The New Science of Universal Usability
Professor, Computer Science
Founding Director, Human-Computer Interaction Laboratory
Member, Institute for Advanced Computer Studies
University of Maryland at College Park
There is a growing awareness that new kinds of science are needed to cope with many contemporary problems. The idea of Science 2.0 shifts attention from the natural to the made world, where richly interdisciplinary problems are resistant to reductionist solutions. Science 2.0 includes topics such as environmental preservation, energy sustainability, conflict resolution, community building, and universal usability.
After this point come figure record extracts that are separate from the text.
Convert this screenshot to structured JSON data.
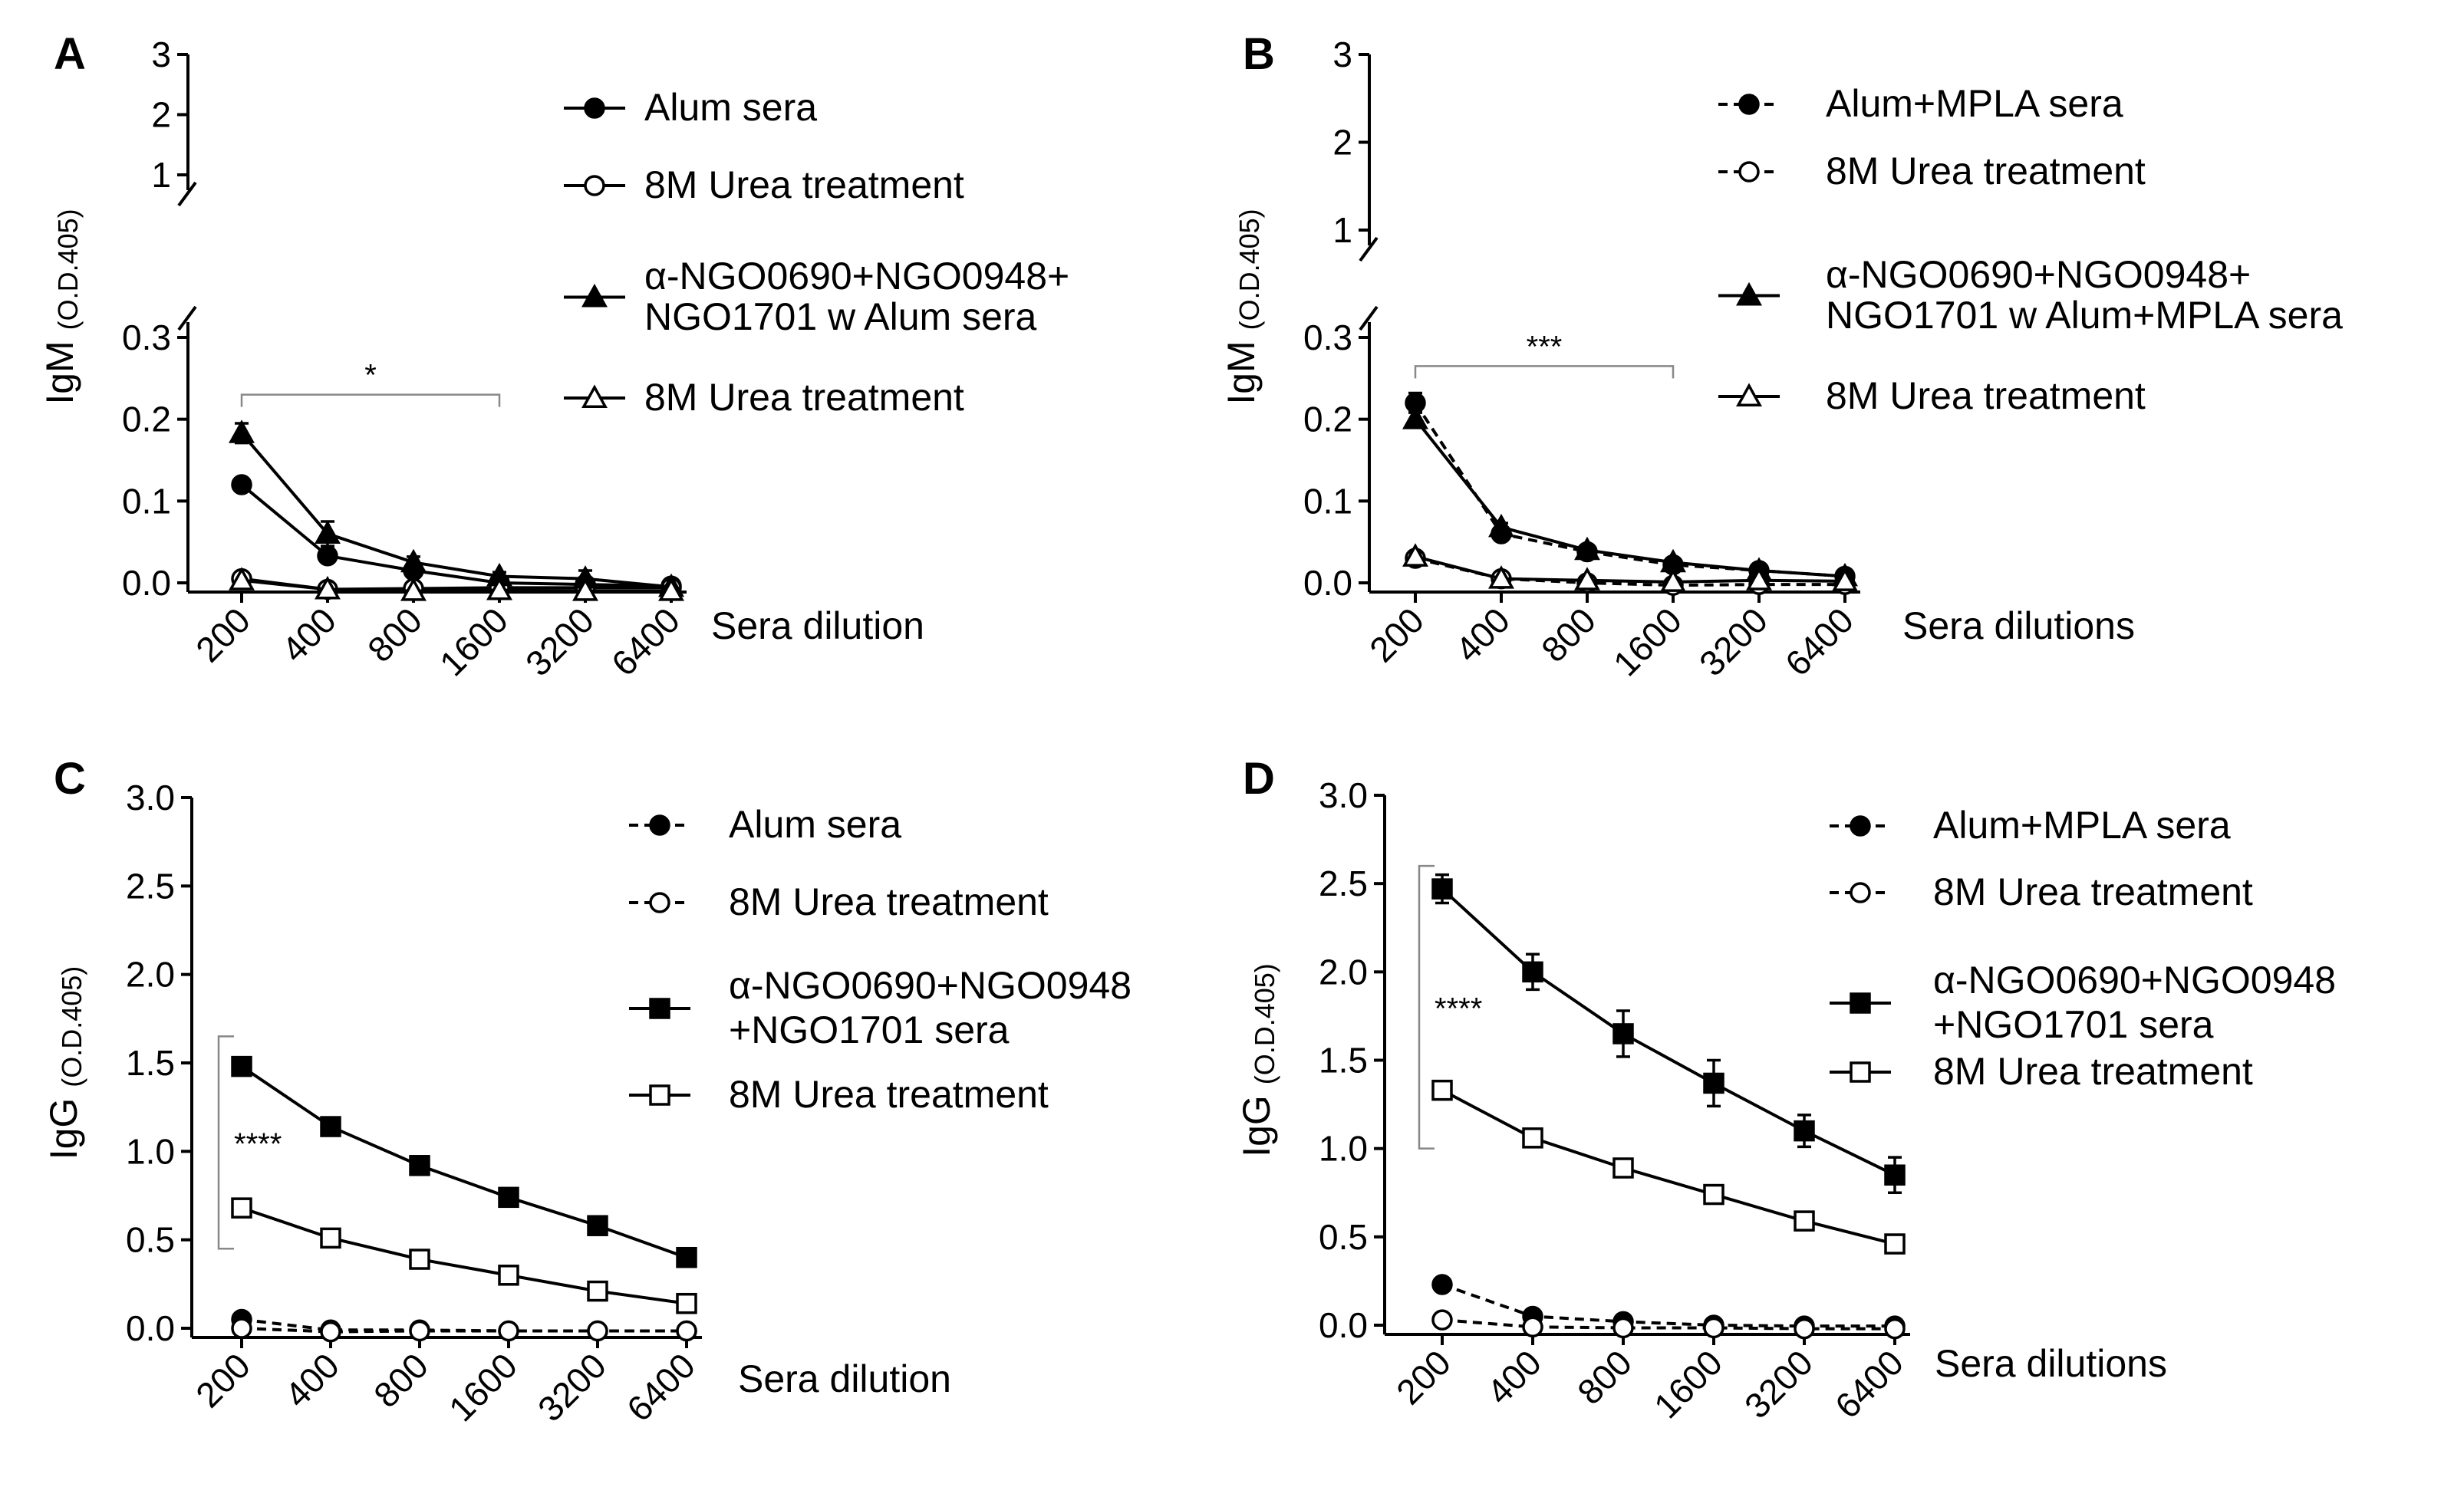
{
  "chart_data": [
    {
      "panel_label": "A",
      "type": "line",
      "ylabel_main": "IgM",
      "ylabel_sub": "(O.D.405)",
      "xlabel": "Sera dilution",
      "categories": [
        "200",
        "400",
        "800",
        "1600",
        "3200",
        "6400"
      ],
      "y_ticks_lower": [
        "0.0",
        "0.1",
        "0.2",
        "0.3"
      ],
      "y_ticks_upper": [
        "1",
        "2",
        "3"
      ],
      "ylim_lower": [
        0,
        0.3
      ],
      "ylim_upper": [
        1,
        3
      ],
      "series": [
        {
          "name": "Alum sera",
          "marker": "circle-filled",
          "dashed": false,
          "values": [
            0.12,
            0.033,
            0.015,
            0.0,
            -0.002,
            -0.004
          ],
          "errors": [
            0.005,
            0.004,
            0.004,
            0.003,
            0.004,
            0.002
          ]
        },
        {
          "name": "8M Urea treatment",
          "marker": "circle-open",
          "dashed": false,
          "values": [
            0.005,
            -0.008,
            -0.007,
            -0.006,
            -0.006,
            -0.006
          ],
          "errors": [
            0.003,
            0.002,
            0.002,
            0.002,
            0.002,
            0.002
          ]
        },
        {
          "name": "α-NGO0690+NGO0948+ NGO1701 w Alum sera",
          "name_lines": [
            "α-NGO0690+NGO0948+",
            "NGO1701 w Alum sera"
          ],
          "marker": "triangle-filled",
          "dashed": false,
          "values": [
            0.183,
            0.06,
            0.025,
            0.008,
            0.005,
            -0.005
          ],
          "errors": [
            0.012,
            0.015,
            0.007,
            0.005,
            0.01,
            0.003
          ]
        },
        {
          "name": "8M Urea treatment",
          "marker": "triangle-open",
          "dashed": false,
          "values": [
            0.003,
            -0.008,
            -0.01,
            -0.009,
            -0.01,
            -0.01
          ],
          "errors": [
            0.003,
            0.002,
            0.002,
            0.002,
            0.002,
            0.002
          ]
        }
      ],
      "significance": {
        "label": "*",
        "from": "200",
        "to": "1600",
        "y": 0.23
      }
    },
    {
      "panel_label": "B",
      "type": "line",
      "ylabel_main": "IgM",
      "ylabel_sub": "(O.D.405)",
      "xlabel": "Sera dilutions",
      "categories": [
        "200",
        "400",
        "800",
        "1600",
        "3200",
        "6400"
      ],
      "y_ticks_lower": [
        "0.0",
        "0.1",
        "0.2",
        "0.3"
      ],
      "y_ticks_upper": [
        "1",
        "2",
        "3"
      ],
      "ylim_lower": [
        0,
        0.3
      ],
      "ylim_upper": [
        1,
        3
      ],
      "series": [
        {
          "name": "Alum+MPLA sera",
          "marker": "circle-filled",
          "dashed": true,
          "values": [
            0.22,
            0.06,
            0.038,
            0.022,
            0.015,
            0.008
          ],
          "errors": [
            0.012,
            0.004,
            0.006,
            0.004,
            0.004,
            0.003
          ]
        },
        {
          "name": "8M Urea treatment",
          "marker": "circle-open",
          "dashed": true,
          "values": [
            0.03,
            0.005,
            0.0,
            -0.003,
            -0.002,
            -0.002
          ],
          "errors": [
            0.005,
            0.002,
            0.002,
            0.002,
            0.002,
            0.002
          ]
        },
        {
          "name": "α-NGO0690+NGO0948+ NGO1701 w Alum+MPLA sera",
          "name_lines": [
            "α-NGO0690+NGO0948+",
            "NGO1701 w Alum+MPLA sera"
          ],
          "marker": "triangle-filled",
          "dashed": false,
          "values": [
            0.2,
            0.068,
            0.04,
            0.025,
            0.015,
            0.008
          ],
          "errors": [
            0.01,
            0.005,
            0.006,
            0.004,
            0.004,
            0.003
          ]
        },
        {
          "name": "8M Urea treatment",
          "marker": "triangle-open",
          "dashed": false,
          "values": [
            0.032,
            0.005,
            0.003,
            0.001,
            0.003,
            0.002
          ],
          "errors": [
            0.005,
            0.002,
            0.002,
            0.002,
            0.002,
            0.002
          ]
        }
      ],
      "significance": {
        "label": "***",
        "from": "200",
        "to": "1600",
        "y": 0.265
      }
    },
    {
      "panel_label": "C",
      "type": "line",
      "ylabel_main": "IgG",
      "ylabel_sub": "(O.D.405)",
      "xlabel": "Sera dilution",
      "categories": [
        "200",
        "400",
        "800",
        "1600",
        "3200",
        "6400"
      ],
      "y_ticks": [
        "0.0",
        "0.5",
        "1.0",
        "1.5",
        "2.0",
        "2.5",
        "3.0"
      ],
      "ylim": [
        0,
        3
      ],
      "series": [
        {
          "name": "Alum sera",
          "marker": "circle-filled",
          "dashed": true,
          "values": [
            0.05,
            -0.01,
            -0.01,
            -0.015,
            -0.015,
            -0.015
          ],
          "errors": [
            0.01,
            0.01,
            0.01,
            0.01,
            0.01,
            0.01
          ]
        },
        {
          "name": "8M Urea treatment",
          "marker": "circle-open",
          "dashed": true,
          "values": [
            0.0,
            -0.02,
            -0.015,
            -0.015,
            -0.015,
            -0.015
          ],
          "errors": [
            0.01,
            0.01,
            0.01,
            0.01,
            0.01,
            0.01
          ]
        },
        {
          "name": "α-NGO0690+NGO0948 +NGO1701 sera",
          "name_lines": [
            "α-NGO0690+NGO0948",
            "+NGO1701 sera"
          ],
          "marker": "square-filled",
          "dashed": false,
          "values": [
            1.48,
            1.14,
            0.92,
            0.74,
            0.58,
            0.4
          ],
          "errors": [
            0.02,
            0.02,
            0.03,
            0.02,
            0.03,
            0.02
          ]
        },
        {
          "name": "8M Urea treatment",
          "marker": "square-open",
          "dashed": false,
          "values": [
            0.68,
            0.51,
            0.39,
            0.3,
            0.21,
            0.14
          ],
          "errors": [
            0.02,
            0.02,
            0.02,
            0.02,
            0.02,
            0.02
          ]
        }
      ],
      "significance": {
        "label": "****",
        "from_value": 0.45,
        "to_value": 1.65
      }
    },
    {
      "panel_label": "D",
      "type": "line",
      "ylabel_main": "IgG",
      "ylabel_sub": "(O.D.405)",
      "xlabel": "Sera dilutions",
      "categories": [
        "200",
        "400",
        "800",
        "1600",
        "3200",
        "6400"
      ],
      "y_ticks": [
        "0.0",
        "0.5",
        "1.0",
        "1.5",
        "2.0",
        "2.5",
        "3.0"
      ],
      "ylim": [
        0,
        3
      ],
      "series": [
        {
          "name": "Alum+MPLA sera",
          "marker": "circle-filled",
          "dashed": true,
          "values": [
            0.23,
            0.05,
            0.02,
            0.0,
            -0.005,
            -0.005
          ],
          "errors": [
            0.01,
            0.01,
            0.01,
            0.01,
            0.01,
            0.01
          ]
        },
        {
          "name": "8M Urea treatment",
          "marker": "circle-open",
          "dashed": true,
          "values": [
            0.03,
            -0.01,
            -0.015,
            -0.015,
            -0.02,
            -0.02
          ],
          "errors": [
            0.01,
            0.01,
            0.01,
            0.01,
            0.01,
            0.01
          ]
        },
        {
          "name": "α-NGO0690+NGO0948 +NGO1701 sera",
          "name_lines": [
            "α-NGO0690+NGO0948",
            "+NGO1701 sera"
          ],
          "marker": "square-filled",
          "dashed": false,
          "values": [
            2.47,
            2.0,
            1.65,
            1.37,
            1.1,
            0.85
          ],
          "errors": [
            0.08,
            0.1,
            0.13,
            0.13,
            0.09,
            0.1
          ]
        },
        {
          "name": "8M Urea treatment",
          "marker": "square-open",
          "dashed": false,
          "values": [
            1.33,
            1.06,
            0.89,
            0.74,
            0.59,
            0.46
          ],
          "errors": [
            0.02,
            0.02,
            0.02,
            0.02,
            0.02,
            0.02
          ]
        }
      ],
      "significance": {
        "label": "****",
        "from_value": 1.0,
        "to_value": 2.6
      }
    }
  ]
}
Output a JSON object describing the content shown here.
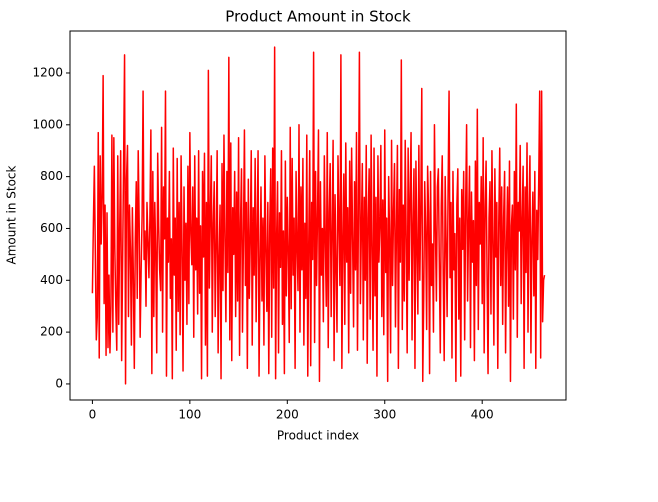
{
  "chart_data": {
    "type": "line",
    "title": "Product Amount in Stock",
    "x_label": "Product index",
    "y_label": "Amount in Stock",
    "xlim": [
      -23,
      486
    ],
    "ylim": [
      -62,
      1362
    ],
    "xticks": [
      0,
      100,
      200,
      300,
      400
    ],
    "yticks": [
      0,
      200,
      400,
      600,
      800,
      1000,
      1200
    ],
    "grid": false,
    "x": [
      0,
      1,
      2,
      3,
      4,
      5,
      6,
      7,
      8,
      9,
      10,
      11,
      12,
      13,
      14,
      15,
      16,
      17,
      18,
      19,
      20,
      21,
      22,
      23,
      24,
      25,
      26,
      27,
      28,
      29,
      30,
      31,
      32,
      33,
      34,
      35,
      36,
      37,
      38,
      39,
      40,
      41,
      42,
      43,
      44,
      45,
      46,
      47,
      48,
      49,
      50,
      51,
      52,
      53,
      54,
      55,
      56,
      57,
      58,
      59,
      60,
      61,
      62,
      63,
      64,
      65,
      66,
      67,
      68,
      69,
      70,
      71,
      72,
      73,
      74,
      75,
      76,
      77,
      78,
      79,
      80,
      81,
      82,
      83,
      84,
      85,
      86,
      87,
      88,
      89,
      90,
      91,
      92,
      93,
      94,
      95,
      96,
      97,
      98,
      99,
      100,
      101,
      102,
      103,
      104,
      105,
      106,
      107,
      108,
      109,
      110,
      111,
      112,
      113,
      114,
      115,
      116,
      117,
      118,
      119,
      120,
      121,
      122,
      123,
      124,
      125,
      126,
      127,
      128,
      129,
      130,
      131,
      132,
      133,
      134,
      135,
      136,
      137,
      138,
      139,
      140,
      141,
      142,
      143,
      144,
      145,
      146,
      147,
      148,
      149,
      150,
      151,
      152,
      153,
      154,
      155,
      156,
      157,
      158,
      159,
      160,
      161,
      162,
      163,
      164,
      165,
      166,
      167,
      168,
      169,
      170,
      171,
      172,
      173,
      174,
      175,
      176,
      177,
      178,
      179,
      180,
      181,
      182,
      183,
      184,
      185,
      186,
      187,
      188,
      189,
      190,
      191,
      192,
      193,
      194,
      195,
      196,
      197,
      198,
      199,
      200,
      201,
      202,
      203,
      204,
      205,
      206,
      207,
      208,
      209,
      210,
      211,
      212,
      213,
      214,
      215,
      216,
      217,
      218,
      219,
      220,
      221,
      222,
      223,
      224,
      225,
      226,
      227,
      228,
      229,
      230,
      231,
      232,
      233,
      234,
      235,
      236,
      237,
      238,
      239,
      240,
      241,
      242,
      243,
      244,
      245,
      246,
      247,
      248,
      249,
      250,
      251,
      252,
      253,
      254,
      255,
      256,
      257,
      258,
      259,
      260,
      261,
      262,
      263,
      264,
      265,
      266,
      267,
      268,
      269,
      270,
      271,
      272,
      273,
      274,
      275,
      276,
      277,
      278,
      279,
      280,
      281,
      282,
      283,
      284,
      285,
      286,
      287,
      288,
      289,
      290,
      291,
      292,
      293,
      294,
      295,
      296,
      297,
      298,
      299,
      300,
      301,
      302,
      303,
      304,
      305,
      306,
      307,
      308,
      309,
      310,
      311,
      312,
      313,
      314,
      315,
      316,
      317,
      318,
      319,
      320,
      321,
      322,
      323,
      324,
      325,
      326,
      327,
      328,
      329,
      330,
      331,
      332,
      333,
      334,
      335,
      336,
      337,
      338,
      339,
      340,
      341,
      342,
      343,
      344,
      345,
      346,
      347,
      348,
      349,
      350,
      351,
      352,
      353,
      354,
      355,
      356,
      357,
      358,
      359,
      360,
      361,
      362,
      363,
      364,
      365,
      366,
      367,
      368,
      369,
      370,
      371,
      372,
      373,
      374,
      375,
      376,
      377,
      378,
      379,
      380,
      381,
      382,
      383,
      384,
      385,
      386,
      387,
      388,
      389,
      390,
      391,
      392,
      393,
      394,
      395,
      396,
      397,
      398,
      399,
      400,
      401,
      402,
      403,
      404,
      405,
      406,
      407,
      408,
      409,
      410,
      411,
      412,
      413,
      414,
      415,
      416,
      417,
      418,
      419,
      420,
      421,
      422,
      423,
      424,
      425,
      426,
      427,
      428,
      429,
      430,
      431,
      432,
      433,
      434,
      435,
      436,
      437,
      438,
      439,
      440,
      441,
      442,
      443,
      444,
      445,
      446,
      447,
      448,
      449,
      450,
      451,
      452,
      453,
      454,
      455,
      456,
      457,
      458,
      459,
      460,
      461,
      462,
      463,
      464
    ],
    "series": [
      {
        "color": "#ff0000",
        "values": [
          350,
          620,
          840,
          500,
          170,
          260,
          970,
          100,
          880,
          540,
          720,
          1190,
          310,
          690,
          110,
          660,
          140,
          420,
          120,
          300,
          960,
          200,
          950,
          520,
          300,
          130,
          880,
          230,
          600,
          900,
          90,
          470,
          860,
          1270,
          0,
          790,
          920,
          260,
          690,
          520,
          150,
          680,
          420,
          60,
          560,
          780,
          330,
          900,
          620,
          180,
          440,
          650,
          1130,
          480,
          590,
          300,
          700,
          550,
          410,
          640,
          980,
          40,
          820,
          260,
          700,
          500,
          120,
          890,
          610,
          440,
          360,
          990,
          200,
          760,
          560,
          1130,
          30,
          640,
          470,
          820,
          330,
          560,
          20,
          910,
          420,
          640,
          130,
          870,
          280,
          700,
          190,
          880,
          520,
          50,
          760,
          400,
          620,
          230,
          840,
          310,
          970,
          580,
          460,
          760,
          180,
          880,
          440,
          640,
          270,
          900,
          350,
          610,
          20,
          820,
          490,
          890,
          150,
          700,
          30,
          1210,
          370,
          650,
          880,
          200,
          620,
          780,
          260,
          540,
          900,
          120,
          480,
          690,
          20,
          850,
          360,
          960,
          560,
          240,
          820,
          430,
          1260,
          170,
          930,
          90,
          680,
          500,
          820,
          260,
          740,
          320,
          950,
          110,
          620,
          830,
          200,
          560,
          980,
          380,
          700,
          60,
          790,
          330,
          560,
          900,
          150,
          680,
          420,
          870,
          240,
          610,
          900,
          30,
          470,
          760,
          320,
          640,
          150,
          880,
          520,
          280,
          700,
          40,
          610,
          830,
          180,
          910,
          370,
          1300,
          20,
          560,
          780,
          120,
          660,
          450,
          900,
          230,
          590,
          40,
          860,
          340,
          720,
          510,
          160,
          990,
          290,
          870,
          420,
          640,
          60,
          820,
          530,
          360,
          1000,
          200,
          760,
          440,
          870,
          150,
          620,
          330,
          960,
          30,
          540,
          900,
          70,
          700,
          480,
          1280,
          160,
          820,
          380,
          650,
          980,
          10,
          780,
          420,
          600,
          240,
          880,
          550,
          300,
          970,
          140,
          660,
          850,
          260,
          590,
          940,
          90,
          730,
          450,
          200,
          880,
          620,
          380,
          1270,
          60,
          540,
          810,
          230,
          930,
          470,
          680,
          120,
          860,
          350,
          910,
          560,
          220,
          780,
          440,
          970,
          130,
          660,
          1280,
          310,
          590,
          850,
          170,
          720,
          400,
          920,
          80,
          640,
          830,
          250,
          960,
          510,
          130,
          910,
          340,
          720,
          30,
          880,
          470,
          610,
          920,
          260,
          710,
          190,
          980,
          430,
          640,
          10,
          800,
          560,
          120,
          940,
          380,
          660,
          850,
          220,
          590,
          920,
          60,
          750,
          470,
          1250,
          210,
          690,
          320,
          940,
          560,
          120,
          910,
          400,
          730,
          970,
          170,
          620,
          830,
          60,
          860,
          520,
          270,
          920,
          400,
          690,
          1140,
          10,
          330,
          780,
          590,
          210,
          840,
          660,
          40,
          820,
          380,
          540,
          200,
          1000,
          600,
          320,
          760,
          830,
          470,
          120,
          690,
          880,
          420,
          90,
          800,
          550,
          260,
          750,
          1130,
          410,
          700,
          100,
          820,
          440,
          580,
          10,
          690,
          830,
          250,
          640,
          30,
          750,
          520,
          820,
          170,
          680,
          1000,
          320,
          610,
          840,
          140,
          740,
          470,
          630,
          90,
          860,
          380,
          1060,
          210,
          700,
          540,
          800,
          310,
          950,
          120,
          680,
          860,
          420,
          40,
          640,
          780,
          270,
          900,
          540,
          150,
          830,
          490,
          700,
          60,
          620,
          910,
          380,
          760,
          230,
          640,
          820,
          120,
          540,
          760,
          300,
          860,
          10,
          610,
          690,
          250,
          820,
          440,
          1080,
          180,
          700,
          590,
          920,
          310,
          640,
          840,
          60,
          760,
          430,
          930,
          200,
          660,
          880,
          120,
          560,
          740,
          340,
          820,
          60,
          670,
          480,
          780,
          1130,
          100,
          1130,
          240,
          400,
          420
        ]
      }
    ]
  }
}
The problems of universal usability have technical foundations, but its intensely human dimensions means that innovative solutions are needed to promote broad usage of the web, mobile technologies, and new media. The goals are to enable broad access to learning, democratic processes, health information, community services, etc. Challenging research problems emerge from addressing the needs of diverse users (novice/experts, young/old, abled/disabled, multiple languages, cross cultural) who use a wide range technologies (small/large displays, slow/fast networks, voice/text/video). In some cases, traditional controlled studies are successful (Science 1.0), but often novel case study ethnographic methods are more effective (Science 2.0).
- Shneiderman, B. Foreword. Access by Design: A Guide to Universal Usability for Web Designers. By Sarah Horton. Berkeley, CA: New Riders, 2006.
- Shneiderman, B. Universal Usability. Communications of the ACM 43, no. 5 (2000), pp. 84–91.
About Ben Shneiderman
Ben Shneiderman is a Professor in the Department of Computer Science, Founding Director (1983-2000) of the Human-Computer Interaction Laboratory, and Member of the Institute for Advanced Computer Studies at the University of Maryland at College Park. He was elected as a Fellow of the Association for Computing (ACM) in 1997 and a Fellow of the American Association for the Advancement of Science (AAAS) in 2001. He received the ACM SIGCHI Lifetime Achievement Award in 2001. Ben is the author of Software Psychology: Human Factors in Computer and Information Systems (1980) and Designing the User Interface: Strategies for Effective Human-Computer Interaction (4th ed. 2004). His recent books include Leonardo's Laptop: Human Needs and the New Computing Technologies (MIT Press) which won the IEEE book award in 2004.